The Englishman checked his watch. Still ahead of schedule. The night sky, a confetti of stainless steel sparks.

“… I have a lady to meet. A flight to catch. And you, Senior Investigator, you have a death to die. Just like your fat friend …”

He kicked Yaobang’s feet.

“… as dead as a fucking dog.”

Without looking back, Haven moved across the stagger of barges, the Senior Investigator watching their rise and fall; the hurdles of smoke icing the water, drifting across the rust of iron pontoons. A passage slicing through primary colours. Watching him. Watching until there was nothing left to watch. Piao’s head fell back against the Big Man’s leg, eyes filled with sky and a glimpse of Yaobang’s face. As white as the full moon … unconsciousness smoothing out each feature. And the rain still driving in spears. And the blood … everywhere he looked. The blood.

The New Year was coming to an end. Rockets falling to earth. Crowds dispersing. Beer bottles in the kerb. The odour of sweat and of money spent that couldn’t be afforded. The sky now darker than any other that Piao had ever seen. Looking up, hearing himself say,

“See the stars, they’ve come out tonight …”

The pin-pricks becoming smudges, as his eyesight failed. Only the pictures already in his head illuminating the black desert that reached out towards him. Her eyes. Her smell. Her hair. The way that her lips slumbered in a half smile … the secret that she alone seemed to know and would never give up. And through it all, a silver jet slashing toward a silver life, in a silver city, inhabited by only silver people.

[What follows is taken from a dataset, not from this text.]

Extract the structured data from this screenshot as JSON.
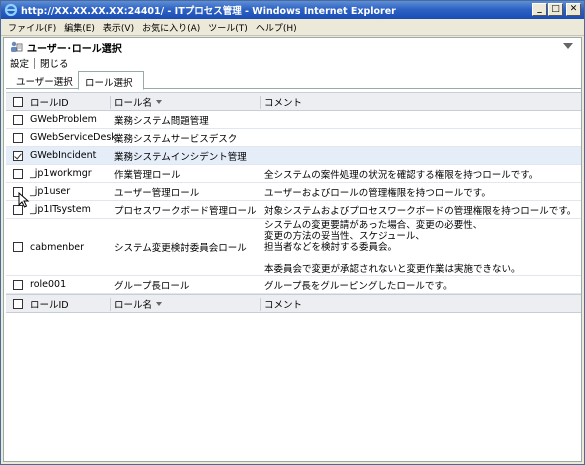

Go and get your flight to New York Mr Haven … before I change my mind.

The palm turned to a fist … Piao at its centre. So dark, so black the night. Fathomless, and with nothing left in it for him. And all of the time the rain falling, a constant stream. As if God was pissing on him.

Chapter 37

Can you not see the waters of the Yellow River descending from the Heavens, hurrying irrevocably down to the sea? Can you not see that the high hall’s gleaming mirrors are saddened at the sight of your white hair? Silken dark at dawn, by dusk it is like snow.

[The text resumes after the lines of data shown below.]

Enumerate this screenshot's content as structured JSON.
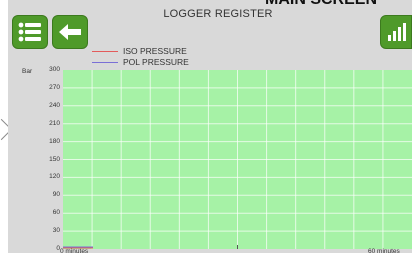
{
  "header": {
    "title": "LOGGER REGISTER",
    "top_clipped_text": "MAIN SCREEN",
    "menu_icon": "list-icon",
    "back_icon": "arrow-left-icon",
    "signal_icon": "signal-bars-icon"
  },
  "colors": {
    "button_green": "#4f9a2a",
    "plot_background": "#a6f2a6",
    "iso_line": "#e35b5b",
    "pol_line": "#7a6fd6"
  },
  "chart_data": {
    "type": "line",
    "title": "LOGGER REGISTER",
    "ylabel": "Bar",
    "ylim": [
      0,
      300
    ],
    "yticks": [
      "300",
      "270",
      "240",
      "210",
      "180",
      "150",
      "120",
      "90",
      "60",
      "30",
      "0"
    ],
    "xticks": [
      "0 minutes",
      "60 minutes"
    ],
    "grid": true,
    "legend_placement": "top-left",
    "series": [
      {
        "name": "ISO PRESSURE",
        "color": "#e35b5b",
        "values": []
      },
      {
        "name": "POL PRESSURE",
        "color": "#7a6fd6",
        "values": []
      }
    ]
  }
}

Fragments of unconsciousness, blunt, safe edged. Shards of consciousness, honed razors. Words shunting into place, as if snipped by shears from tinplate. Vague images, thoughts. His mind, a butterfly on the breeze, unable to settle on the bloom of any one idea. And then the morphine kicking in; carrying him on its warm roller, further, further out to sea. Away from the rocks of reality and the hard beach that had stranded him.

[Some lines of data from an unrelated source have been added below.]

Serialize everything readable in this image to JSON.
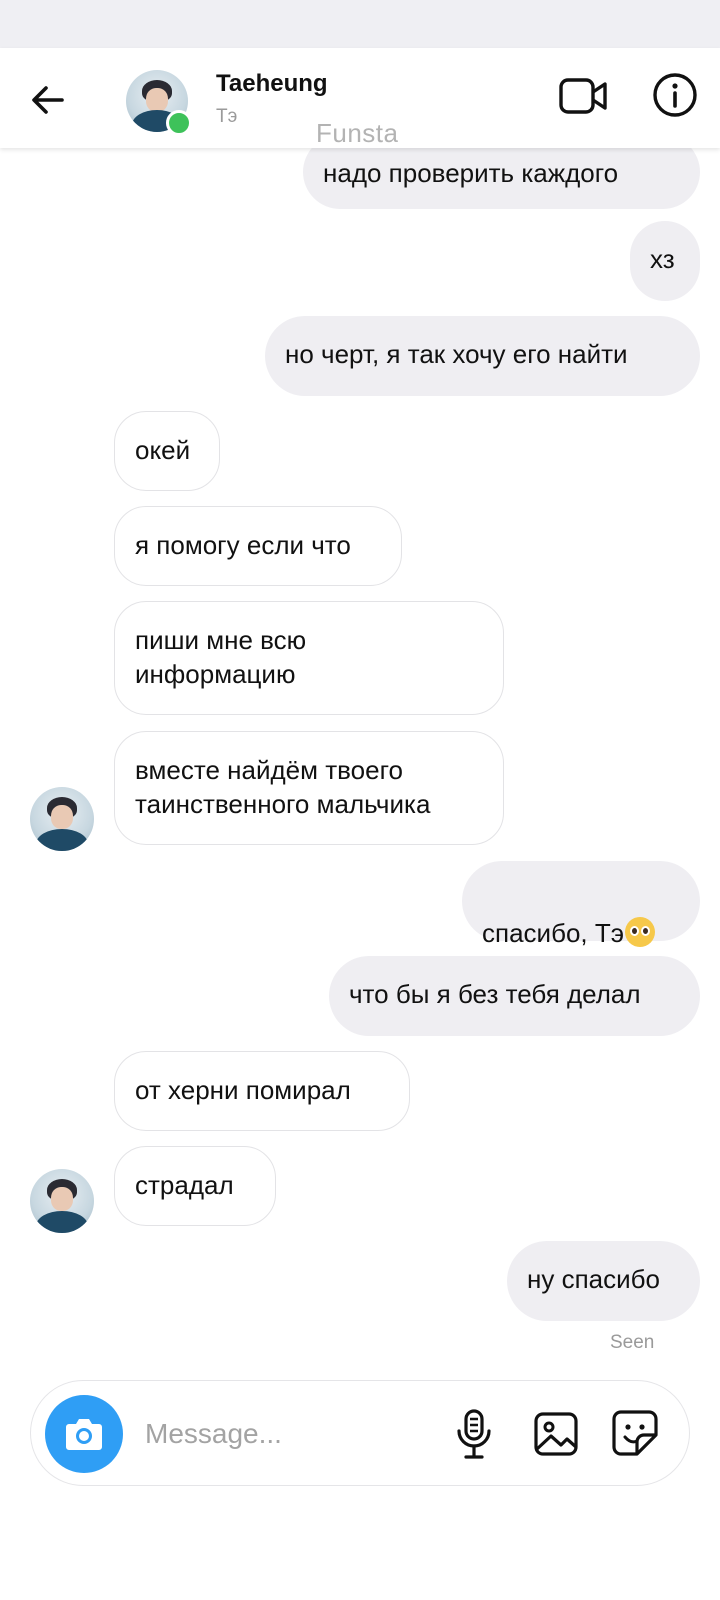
{
  "header": {
    "contact_name": "Taeheung",
    "contact_subtitle": "Тэ",
    "online": true
  },
  "watermark": "Funsta",
  "messages": [
    {
      "from": "me",
      "text": "надо проверить каждого"
    },
    {
      "from": "me",
      "text": "хз"
    },
    {
      "from": "me",
      "text": "но черт, я так хочу его найти"
    },
    {
      "from": "them",
      "text": "окей"
    },
    {
      "from": "them",
      "text": "я помогу если что"
    },
    {
      "from": "them",
      "text": "пиши мне всю\nинформацию"
    },
    {
      "from": "them",
      "text": "вместе найдём твоего\nтаинственного мальчика",
      "avatar": true
    },
    {
      "from": "me",
      "text": "спасибо, Тэ",
      "emoji": "pleading-face"
    },
    {
      "from": "me",
      "text": "что бы я без тебя делал"
    },
    {
      "from": "them",
      "text": "от херни помирал"
    },
    {
      "from": "them",
      "text": "страдал",
      "avatar": true
    },
    {
      "from": "me",
      "text": "ну спасибо"
    }
  ],
  "seen_label": "Seen",
  "composer": {
    "placeholder": "Message..."
  },
  "icons": {
    "back": "arrow-left-icon",
    "video": "video-camera-icon",
    "info": "info-icon",
    "camera": "camera-icon",
    "mic": "microphone-icon",
    "gallery": "image-icon",
    "sticker": "sticker-icon"
  },
  "colors": {
    "accent": "#2f9ef5",
    "online": "#3ec25a",
    "outgoing_bubble": "#efeef2"
  }
}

Looking up at the sky … stars and paramedics faces. Being carried across the buck of barges, the movement seizing his head, entering it in a sickening swirl. A glimpse, like a snapshot, of Yaobang being carried beside him strapped into a steel framed crib; his face, like crumpled paper. Across his forehead, a black crescent moon of a scar … no longer bleeding. And all of the time the rain. On his tongue. On his eyes. A sweetwater baptism. Reaching out to hold the Big Man’s hand, the rain dripping from his knuckles, but the nylon straps denying him.

“Get your arm down, you’ll hurt yourself.”

Everything in degrees of blue. High on the embankment the ambulances, the patrol cars, lights revolving. Sirens opening their mouths. Doors slamming. Body bags zipping. Buildings racing through the smoke grey of the ambulance windows. The paramedic’s face, bone and canvas taut skin, watching over Yaobang. So close that you could smell his life. His attentions turning to Piao. A sting as he put a line into his arm; taping it into position. The Senior Investigator reaching out his hand again, across the Big Man’s forehead. The paramedic forcing it down, tucking it under the nylon straps.